Suggested blat settings:
blat -minIdentity=0 -minMatch=0 -minScore=0
Matches within a settable limit from each end of the read (default 100) result in masking out the full end.
Matches outside this region with a set coverage (default 50nt of the read) are also masked out
optional arguments:
-h, --help show this help message and exit
--minEndMatch MINENDMATCH
If the adapter matches within this range of the 5' or
3' end, the whole end is masked (default 100)
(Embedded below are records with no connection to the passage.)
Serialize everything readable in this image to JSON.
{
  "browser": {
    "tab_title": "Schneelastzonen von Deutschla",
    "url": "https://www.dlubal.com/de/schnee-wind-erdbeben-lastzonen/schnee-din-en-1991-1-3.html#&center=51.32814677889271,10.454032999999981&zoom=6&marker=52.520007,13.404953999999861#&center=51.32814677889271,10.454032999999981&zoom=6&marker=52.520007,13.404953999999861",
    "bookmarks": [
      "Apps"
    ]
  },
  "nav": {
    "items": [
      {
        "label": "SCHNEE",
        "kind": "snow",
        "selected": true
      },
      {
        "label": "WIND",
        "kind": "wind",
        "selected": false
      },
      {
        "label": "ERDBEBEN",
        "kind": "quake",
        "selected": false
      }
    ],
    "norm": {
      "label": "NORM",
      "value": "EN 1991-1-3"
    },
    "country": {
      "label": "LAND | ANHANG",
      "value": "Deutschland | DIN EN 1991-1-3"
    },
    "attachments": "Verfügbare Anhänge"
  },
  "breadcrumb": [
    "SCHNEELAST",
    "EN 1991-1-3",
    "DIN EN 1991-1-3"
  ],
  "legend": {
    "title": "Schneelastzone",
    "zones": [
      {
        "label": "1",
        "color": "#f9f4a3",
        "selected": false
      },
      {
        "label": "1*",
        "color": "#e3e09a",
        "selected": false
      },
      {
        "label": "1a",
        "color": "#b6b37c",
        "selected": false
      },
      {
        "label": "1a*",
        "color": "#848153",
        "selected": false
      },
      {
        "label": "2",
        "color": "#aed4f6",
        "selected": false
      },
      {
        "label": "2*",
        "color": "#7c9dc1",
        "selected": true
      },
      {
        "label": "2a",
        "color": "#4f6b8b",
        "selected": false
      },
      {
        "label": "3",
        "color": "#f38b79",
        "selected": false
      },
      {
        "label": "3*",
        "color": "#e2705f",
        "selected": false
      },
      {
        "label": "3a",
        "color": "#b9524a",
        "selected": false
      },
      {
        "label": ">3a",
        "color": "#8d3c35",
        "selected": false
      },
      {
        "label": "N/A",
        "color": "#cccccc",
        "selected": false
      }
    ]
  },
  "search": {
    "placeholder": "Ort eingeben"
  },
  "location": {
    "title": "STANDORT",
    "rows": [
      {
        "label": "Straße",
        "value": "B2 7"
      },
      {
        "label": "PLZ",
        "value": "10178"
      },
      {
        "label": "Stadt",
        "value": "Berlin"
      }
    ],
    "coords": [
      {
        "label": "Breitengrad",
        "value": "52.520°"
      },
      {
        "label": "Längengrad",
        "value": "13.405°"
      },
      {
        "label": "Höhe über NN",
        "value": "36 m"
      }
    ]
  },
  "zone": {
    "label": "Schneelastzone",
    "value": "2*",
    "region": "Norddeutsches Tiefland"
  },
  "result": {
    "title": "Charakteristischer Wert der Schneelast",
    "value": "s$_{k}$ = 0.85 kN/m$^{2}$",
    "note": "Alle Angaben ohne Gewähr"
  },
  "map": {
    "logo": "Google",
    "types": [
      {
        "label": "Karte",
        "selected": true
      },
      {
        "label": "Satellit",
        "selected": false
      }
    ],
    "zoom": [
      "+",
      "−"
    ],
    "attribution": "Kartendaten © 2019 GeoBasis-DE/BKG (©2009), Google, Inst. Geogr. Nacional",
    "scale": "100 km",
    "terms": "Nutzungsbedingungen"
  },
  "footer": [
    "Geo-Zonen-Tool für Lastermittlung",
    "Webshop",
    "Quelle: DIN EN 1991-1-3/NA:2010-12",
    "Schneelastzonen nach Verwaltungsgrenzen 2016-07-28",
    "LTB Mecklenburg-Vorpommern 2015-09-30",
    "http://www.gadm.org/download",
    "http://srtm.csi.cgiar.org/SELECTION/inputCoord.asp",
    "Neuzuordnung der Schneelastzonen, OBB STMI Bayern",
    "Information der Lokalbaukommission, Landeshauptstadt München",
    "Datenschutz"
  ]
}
--minCover MINCOVER If the adapter matches away from the end, it must
cover at least this much of the read to be output
(default 50)
required arguments:
--adaptalign ADAPTALIGN
psl format alignment of ADAPTERS vs READS
Read a genepred input file, output all junctions in bed format
usage: genePredToJunctions.py [-h] [-o OUTDIR] annotations
Create bed output format junctions file
optional arguments:
-h, --help show this help message and exit
required arguments:
annotations genepred format genome annotation
-o OUTDIR, --outdir OUTDIR
temporary output dir
Takes a SAM format file as input and creates an output directory with a junction file in bed format. This program is an adaptation of preProcess_getASEventReadCounts.py in juncBase
Usage: junctionsFromSam.py [options]
Options:
-h, --help show this help message and exit
-s SAM_FILE SAM/BAM file of read alignments to junctions and
the genome. More than one file can be listed,
but comma-delimited, e.g file_1.bam,file_2.bam
--unique Only keeps uniquely aligned reads. Looks at NH
tag to be 1 for this information.
-n NAME Name prefixed to output files and used for
output BED file. Default=getASEventReadCounts_input
-l READ_LENGTH Expected read length if all reads should be of
the same length
-c CONFIDENCE_SCORE The mininmum entropy score a junction
has to have in order to be considered
confident. The entropy score =
-Shannon Entropy. Default=1.0
-j FORCED_JUNCTIONS File containing intron coordinates
that correspond to junctions that will be
kept regardless of the confidence score.
-o OUTPUT_DIR Directory to place all output files.